Tuesday, June 05, 2012

Life Links 6/5/12

Jordan Sekulow and Matthew Clark write about pro-choice hypocrisy on sex-selection abortions.
Writing at the XX Factor blog at Slate, pro-choice advocate Allison Benedikt demonstrated the convoluted logic of those on the pro-choice side who express discomfort with sex-selective abortion:

If pro-choicers object to aborting because of the sex of the fetus, aren't we then saying that abortion is "murdering" girls? Aren't we basically arguing that a fetus is not a blank slate but a future possibility? That is not the case to make if your goal is to protect abortion rights.

Benedikt is exactly right. If "these are fetuses with female genitals or male genitals—not little girls and little boys," why would the pro-choice community condemn sex-selection abortion at all?

At Slate, Rachel Larimore tries to reason with pro-choicers opposed to banning sex-selective abortions.
At the same time, too many in the pro-choice movement refuse to believe that anyone who's pro-life actually cares about the unborn. They can't allow themselves to believe anything but that we hate women and are afraid of sex, because if they acknowledge that our concern is for the unborn, they might have to challenge their own beliefs.

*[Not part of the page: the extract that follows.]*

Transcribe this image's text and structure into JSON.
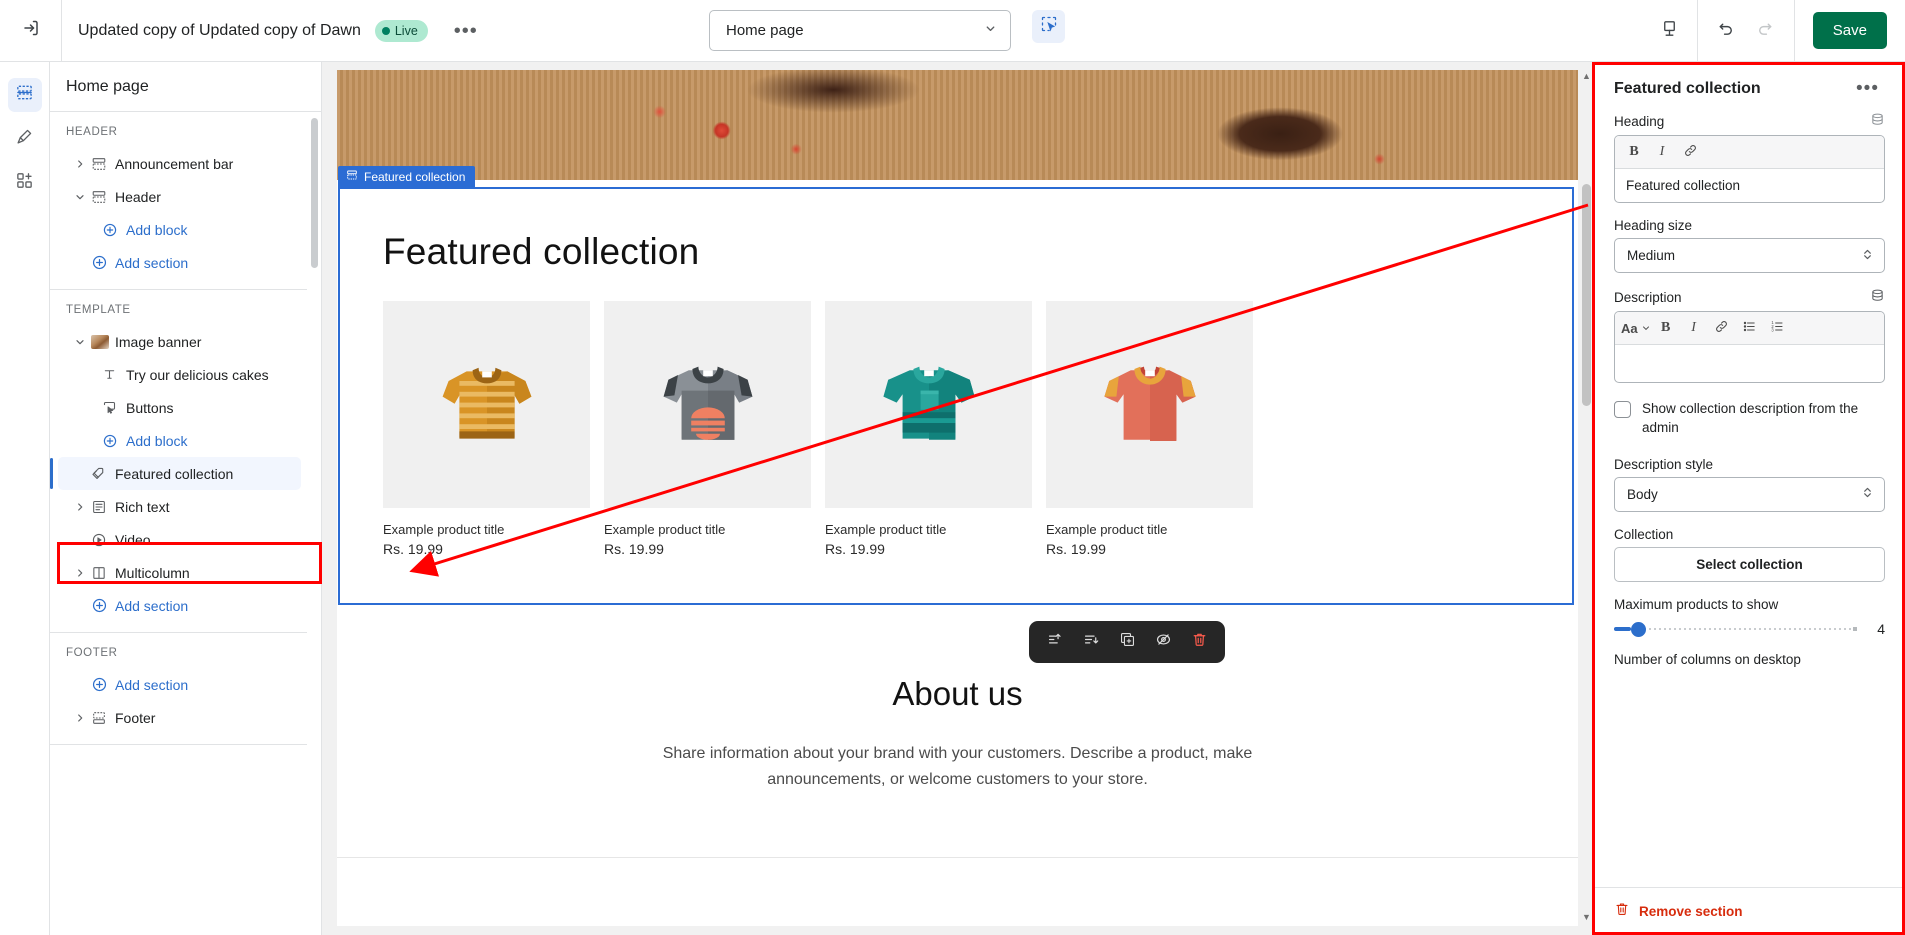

And so we can't even find agreement on an issue that should bring us together. I find the pro-choice critiques of PRENDA to be either tired and lazy or strangely hypocritical. As to the idea that sex-selective abortion isn't a big deal because it doesn't happen that often, well… women who work at Catholic hospitals only make up a tiny percentage of the overall workforce, so I guess all that hubbub about whether they should have employer-provided birth control isn't that big of a deal.

A girl from Arizona with hypotonia (aka Floppy Baby Syndrome) is walking after receiving a transplant of her own cord blood stem cells and physical therapy.


In other cord blood stem cell news, a Florida newspaper has a long story on a toddler who is part of an FDA-approved clinical trial to see if their own cord blood stem cells can help children with sensorineural hearing loss.